FTSE retreats as basic resources companies fall
By myfinances.co.uk staff
The FTSE 100 Index retreated 86.28 points, or 1.6 per cent, to 5,212.83 in morning trading as shares fell the most in more than two weeks as basic resources companies fell back on speculation yesterday's gains may have been overdone.
China's yuan declined 0.2 per cent against the dollar today, the most since December 2008, on speculation the central bank will intervene to limit gains after dropping the two-year peg to the dollar. A weaker yuan increases the price of commodities for buyers in China, the world's biggest consumer of copper.

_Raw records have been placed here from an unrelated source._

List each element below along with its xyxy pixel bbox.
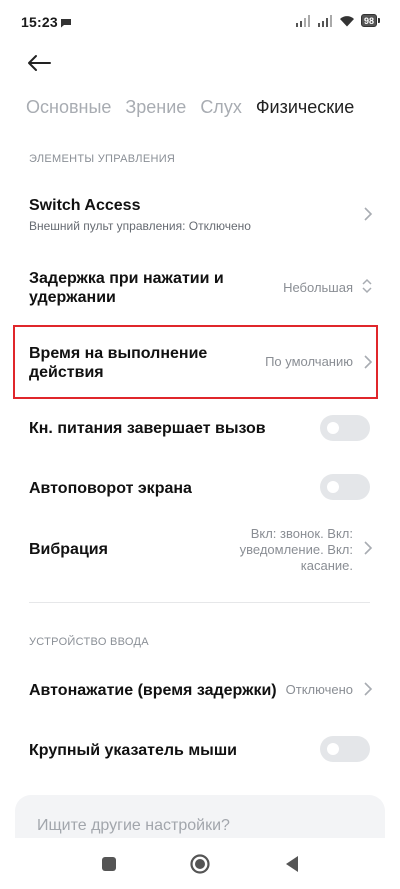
back-button[interactable] bbox=[24, 48, 54, 78]
autoclick-item[interactable]: Автонажатие (время задержки) Отключено bbox=[0, 673, 400, 707]
navigation-bar bbox=[0, 838, 400, 889]
touch-hold-delay-title-2: удержании bbox=[29, 289, 116, 306]
power-ends-call-title: Кн. питания завершает вызов bbox=[29, 420, 266, 437]
vibration-value-3: касание. bbox=[300, 558, 353, 573]
toggle-knob bbox=[327, 481, 339, 493]
switch-access-title: Switch Access bbox=[29, 197, 141, 214]
wifi-icon bbox=[339, 15, 354, 26]
category-tabs: Основные Зрение Слух Физические bbox=[26, 97, 354, 118]
toggle-knob bbox=[327, 743, 339, 755]
status-time: 15:23 bbox=[21, 14, 58, 30]
autorotate-item: Автоповорот экрана bbox=[0, 471, 400, 505]
autoclick-value: Отключено bbox=[285, 682, 353, 697]
chevron-right-icon bbox=[364, 355, 373, 369]
action-time-title-2: действия bbox=[29, 364, 104, 381]
recents-button[interactable] bbox=[97, 852, 121, 876]
power-ends-call-item: Кн. питания завершает вызов bbox=[0, 412, 400, 446]
vibration-item[interactable]: Вибрация Вкл: звонок. Вкл: уведомление. … bbox=[0, 524, 400, 574]
chevron-right-icon bbox=[364, 682, 373, 696]
power-ends-call-toggle[interactable] bbox=[320, 415, 370, 441]
touch-hold-delay-value: Небольшая bbox=[283, 280, 353, 295]
section-header-controls: ЭЛЕМЕНТЫ УПРАВЛЕНИЯ bbox=[29, 153, 176, 165]
large-pointer-title: Крупный указатель мыши bbox=[29, 742, 237, 759]
home-button[interactable] bbox=[188, 852, 212, 876]
action-time-item[interactable]: Время на выполнение действия По умолчани… bbox=[0, 338, 400, 388]
status-bar: 15:23 98 bbox=[0, 0, 400, 44]
tab-physical[interactable]: Физические bbox=[256, 97, 354, 118]
section-header-input: УСТРОЙСТВО ВВОДА bbox=[29, 636, 149, 648]
toggle-knob bbox=[327, 422, 339, 434]
autoclick-title: Автонажатие (время задержки) bbox=[29, 682, 277, 699]
tab-vision[interactable]: Зрение bbox=[125, 97, 186, 118]
vibration-value-1: Вкл: звонок. Вкл: bbox=[250, 526, 353, 541]
action-time-title-1: Время на выполнение bbox=[29, 345, 208, 362]
battery-icon: 98 bbox=[360, 14, 380, 27]
up-down-chevron-icon bbox=[362, 278, 372, 294]
signal-1-icon bbox=[295, 14, 310, 27]
chevron-right-icon bbox=[364, 541, 373, 555]
switch-access-subtitle: Внешний пульт управления: Отключено bbox=[29, 219, 251, 233]
touch-hold-delay-item[interactable]: Задержка при нажатии и удержании Небольш… bbox=[0, 262, 400, 314]
action-time-value: По умолчанию bbox=[265, 354, 353, 369]
tab-basic[interactable]: Основные bbox=[26, 97, 111, 118]
arrow-left-icon bbox=[28, 55, 51, 71]
signal-2-icon bbox=[317, 14, 332, 27]
square-icon bbox=[102, 857, 116, 871]
back-nav-button[interactable] bbox=[280, 852, 304, 876]
large-pointer-item: Крупный указатель мыши bbox=[0, 733, 400, 767]
message-notification-icon bbox=[61, 19, 71, 28]
battery-level: 98 bbox=[360, 14, 377, 27]
large-pointer-toggle[interactable] bbox=[320, 736, 370, 762]
vibration-title: Вибрация bbox=[29, 541, 108, 558]
triangle-back-icon bbox=[286, 856, 298, 872]
status-indicators: 98 bbox=[295, 14, 380, 27]
circle-icon bbox=[190, 854, 210, 874]
vibration-value-2: уведомление. Вкл: bbox=[239, 542, 353, 557]
search-placeholder: Ищите другие настройки? bbox=[37, 817, 230, 834]
tab-hearing[interactable]: Слух bbox=[200, 97, 242, 118]
touch-hold-delay-title-1: Задержка при нажатии и bbox=[29, 270, 224, 287]
autorotate-toggle[interactable] bbox=[320, 474, 370, 500]
chevron-right-icon bbox=[364, 207, 373, 221]
section-divider bbox=[29, 602, 370, 603]
switch-access-item[interactable]: Switch Access Внешний пульт управления: … bbox=[0, 186, 400, 246]
autorotate-title: Автоповорот экрана bbox=[29, 480, 192, 497]
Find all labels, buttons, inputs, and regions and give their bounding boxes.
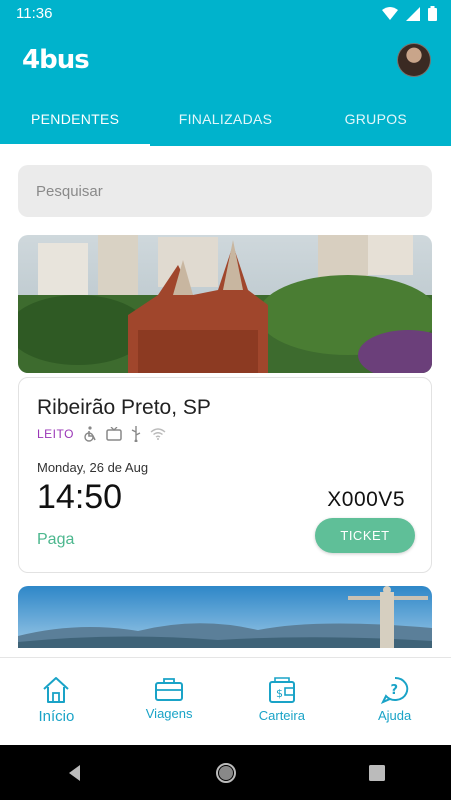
bottom-nav: Início Viagens $ Carteira ? Ajuda: [0, 657, 451, 746]
nav-ajuda[interactable]: ? Ajuda: [338, 658, 451, 746]
tab-bar: PENDENTES FINALIZADAS GRUPOS: [0, 105, 451, 146]
trip-card[interactable]: Ribeirão Preto, SP LEITO Monday, 26 de A…: [18, 377, 432, 573]
system-nav-bar: [0, 745, 451, 800]
home-icon: [43, 677, 70, 703]
destination-city: Ribeirão Preto, SP: [37, 396, 211, 419]
departure-date: Monday, 26 de Aug: [37, 460, 149, 475]
wallet-icon: $: [268, 677, 295, 703]
wifi-signal-icon: [382, 6, 398, 20]
departure-time: 14:50: [37, 478, 123, 516]
cathedral-photo: [18, 235, 432, 373]
tab-finalizadas[interactable]: FINALIZADAS: [150, 105, 300, 146]
seat-class-badge: LEITO: [37, 427, 74, 441]
svg-text:$: $: [276, 687, 283, 700]
ticket-button[interactable]: TICKET: [315, 518, 415, 553]
app-bar: 4bus PENDENTES FINALIZADAS GRUPOS: [0, 27, 451, 146]
recents-icon[interactable]: [367, 763, 387, 783]
booking-code: X000V5: [327, 488, 405, 511]
usb-icon: [131, 426, 141, 442]
nav-label: Carteira: [258, 708, 305, 723]
christ-redeemer-photo: [18, 586, 432, 648]
status-bar: 11:36: [0, 0, 451, 27]
payment-status: Paga: [37, 531, 75, 548]
search-input[interactable]: [18, 165, 432, 217]
nav-viagens[interactable]: Viagens: [113, 658, 226, 746]
nav-carteira[interactable]: $ Carteira: [226, 658, 339, 746]
back-icon[interactable]: [65, 763, 85, 783]
avatar[interactable]: [397, 43, 431, 77]
cell-signal-icon: [406, 6, 420, 21]
nav-label: Viagens: [145, 706, 193, 721]
wheelchair-icon: [84, 426, 96, 442]
amenities-row: LEITO: [37, 426, 166, 442]
briefcase-icon: [155, 678, 184, 701]
help-icon: ?: [380, 676, 408, 704]
trip-destination-image-2[interactable]: [18, 586, 432, 648]
trip-destination-image[interactable]: [18, 235, 432, 373]
wifi-icon: [150, 428, 166, 440]
battery-icon: [428, 6, 437, 21]
status-icons: [382, 6, 437, 21]
tv-icon: [106, 427, 122, 441]
app-logo: 4bus: [22, 45, 90, 75]
tab-grupos[interactable]: GRUPOS: [301, 105, 451, 146]
home-button-icon[interactable]: [214, 761, 238, 785]
nav-inicio[interactable]: Início: [0, 658, 113, 746]
svg-text:?: ?: [390, 683, 398, 698]
search-box: [18, 165, 432, 217]
nav-label: Ajuda: [378, 708, 412, 723]
status-time: 11:36: [16, 5, 53, 22]
nav-label: Início: [38, 708, 75, 725]
tab-pendentes[interactable]: PENDENTES: [0, 105, 151, 146]
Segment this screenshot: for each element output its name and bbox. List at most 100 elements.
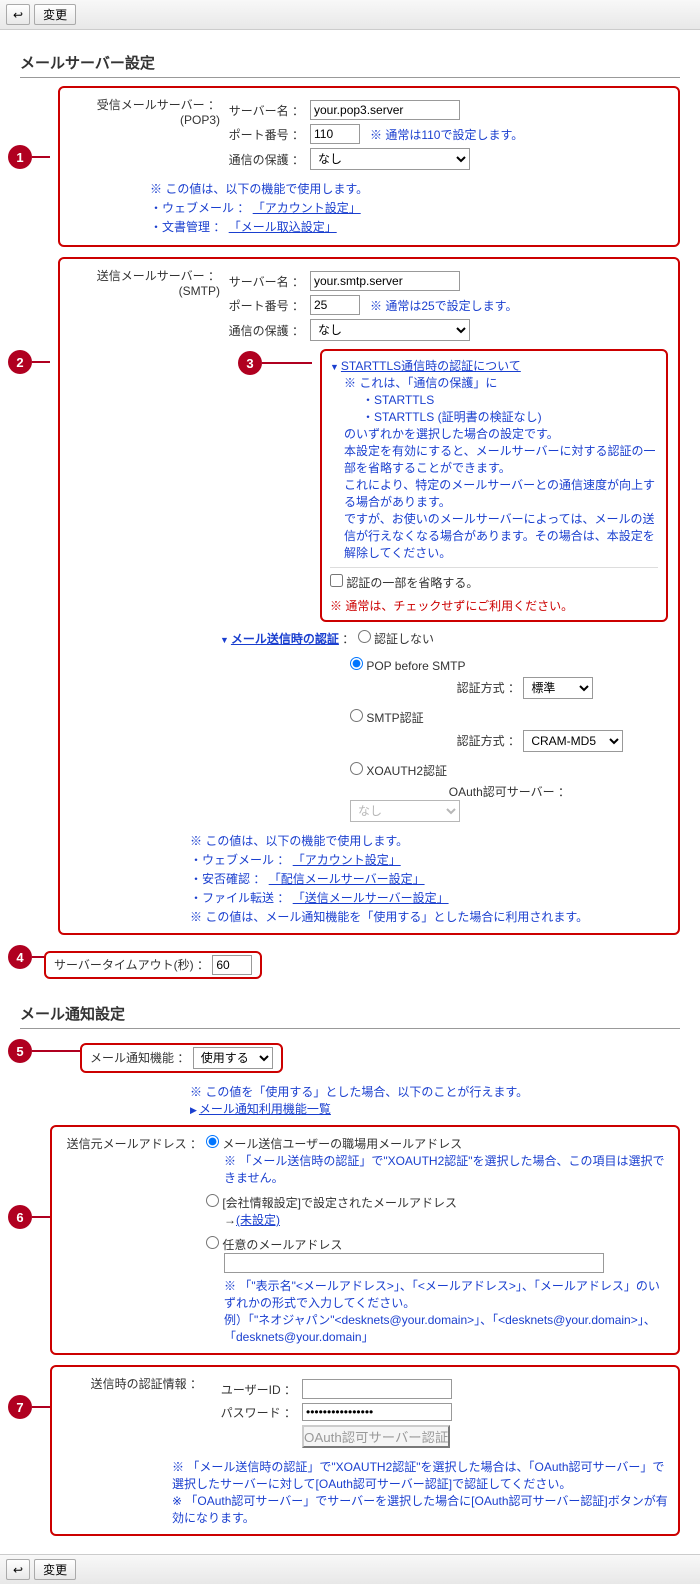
starttls-note4: これにより、特定のメールサーバーとの通信速度が向上する場合があります。	[344, 476, 658, 510]
pop3-link-account[interactable]: 「アカウント設定」	[253, 201, 361, 215]
auth-pop-method-label: 認証方式 ：	[410, 679, 520, 696]
pop3-server-input[interactable]	[310, 100, 460, 120]
starttls-note1: ※ これは、「通信の保護」に	[344, 374, 658, 391]
section-mail-server-title: メールサーバー設定	[20, 48, 680, 78]
sender-opt1-label[interactable]: メール送信ユーザーの職場用メールアドレス	[206, 1137, 462, 1151]
starttls-toggle[interactable]: STARTTLS通信時の認証について	[330, 357, 658, 374]
callout-2: 2	[8, 350, 32, 374]
pop3-settings-box: 受信メールサーバー ： (POP3) サーバー名 ： ポート番号 ： ※ 通常は…	[58, 86, 680, 247]
authinfo-user-input[interactable]	[302, 1379, 452, 1399]
auth-xoauth-server-select: なし	[350, 800, 460, 822]
pop3-subheader: (POP3)	[70, 113, 220, 127]
sender-custom-input[interactable]	[224, 1253, 604, 1273]
pop3-protect-select[interactable]: なし	[310, 148, 470, 170]
sender-opt1-note: ※ 「メール送信時の認証」で"XOAUTH2認証"を選択した場合、この項目は選択…	[224, 1152, 668, 1186]
callout-1-line	[32, 156, 50, 158]
pop3-use-note: ※ この値は、以下の機能で使用します。	[150, 180, 668, 197]
callout-3: 3	[238, 351, 262, 375]
smtp-settings-box: 送信メールサーバー ： (SMTP) サーバー名 ： ポート番号 ： ※ 通常は…	[58, 257, 680, 935]
callout-2-line	[32, 361, 50, 363]
sender-opt3-label[interactable]: 任意のメールアドレス	[206, 1238, 342, 1252]
back-button-bottom[interactable]: ↩	[6, 1559, 30, 1580]
auth-xoauth-radio[interactable]	[350, 762, 363, 775]
change-button-top[interactable]: 変更	[34, 4, 76, 25]
sender-label: 送信元メールアドレス ：	[62, 1135, 202, 1345]
smtp-port-note: ※ 通常は25で設定します。	[370, 297, 517, 314]
oauth-auth-button: OAuth認可サーバー認証	[302, 1425, 450, 1448]
timeout-box: サーバータイムアウト(秒) ：	[44, 951, 262, 979]
authinfo-pass-input[interactable]	[302, 1403, 452, 1421]
notify-link-toggle[interactable]: メール通知利用機能一覧	[190, 1100, 680, 1117]
callout-4-line	[32, 956, 44, 958]
starttls-note2: のいずれかを選択した場合の設定です。	[344, 425, 658, 442]
authinfo-note1: ※ 「メール送信時の認証」で"XOAUTH2認証"を選択した場合は、「OAuth…	[172, 1458, 668, 1492]
smtp-port-input[interactable]	[310, 295, 360, 315]
callout-6: 6	[8, 1205, 32, 1229]
mail-auth-toggle[interactable]: メール送信時の認証	[220, 632, 339, 646]
smtp-server-input[interactable]	[310, 271, 460, 291]
starttls-checkbox[interactable]	[330, 574, 343, 587]
starttls-note3: 本設定を有効にすると、メールサーバーに対する認証の一部を省略することができます。	[344, 442, 658, 476]
callout-3-line	[262, 362, 312, 364]
smtp-protect-select[interactable]: なし	[310, 319, 470, 341]
smtp-use-note: ※ この値は、以下の機能で使用します。	[190, 832, 668, 849]
sender-box: 送信元メールアドレス ： メール送信ユーザーの職場用メールアドレス ※ 「メール…	[50, 1125, 680, 1355]
smtp-link-safety[interactable]: 「配信メールサーバー設定」	[269, 872, 425, 886]
pop3-link-mailimport[interactable]: 「メール取込設定」	[229, 220, 337, 234]
timeout-label: サーバータイムアウト(秒) ：	[54, 958, 209, 972]
auth-pop-method-select[interactable]: 標準	[523, 677, 593, 699]
auth-smtp-label[interactable]: SMTP認証	[350, 711, 424, 725]
smtp-link3-prefix: ・ファイル転送 ：	[190, 891, 289, 905]
auth-none-radio[interactable]	[358, 630, 371, 643]
pop3-link1-prefix: ・ウェブメール ：	[150, 201, 249, 215]
authinfo-label: 送信時の認証情報 ：	[62, 1375, 202, 1452]
toolbar-bottom: ↩ 変更	[0, 1554, 700, 1584]
smtp-subheader: (SMTP)	[70, 284, 220, 298]
starttls-opt1: ・STARTTLS	[362, 391, 658, 408]
authinfo-box: 送信時の認証情報 ： ユーザーID ： パスワード ： OAuth認可サーバー認…	[50, 1365, 680, 1536]
pop3-port-note: ※ 通常は110で設定します。	[370, 126, 523, 143]
back-button[interactable]: ↩	[6, 4, 30, 25]
toolbar-top: ↩ 変更	[0, 0, 700, 30]
sender-opt2-link[interactable]: (未設定)	[236, 1213, 280, 1227]
callout-4: 4	[8, 945, 32, 969]
change-button-bottom[interactable]: 変更	[34, 1559, 76, 1580]
smtp-link-account[interactable]: 「アカウント設定」	[293, 853, 401, 867]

ENRC retreated 2.7 per cent to 1,033p as copper, lead and nickel fell in London. Kazakhmys, Kazakhstan's largest copper producer, slid 3.2 per cent to 1,196p. Xstrata, the world's fourth-largest copper producer, slipped 2.6 per cent to 1,048.5p.
British Gas lost 3.9 per cent to 1,081.5p. The UK's third-largest natural-gas producer was downgraded to "neutral" from "buy" at Goldman Sachs after recent share-price gains.
BP dropped 3.3 per cent to 338.15p. The oil company aims to sell assets, improve its safety standards and may replace chief executive Tony Hayward as part of a three-stage recovery plan after shares plummeted in the wake of the Gulf of Mexico oil spill.
Meanwhile, the chancellor of the exchequer, George Osborne, is preparing to present his emergency budget at 12:30 p.m. in London today. The youngest chancellor since 1886 is staking the government's reputation on keeping Britain's top-grade investment rating with measures that the independent Institute for Fiscal Studies estimates will slice £85 billion off the budget, equivalent to 5.7 per cent of gross domestic product, to eliminate the shortfall by 2015.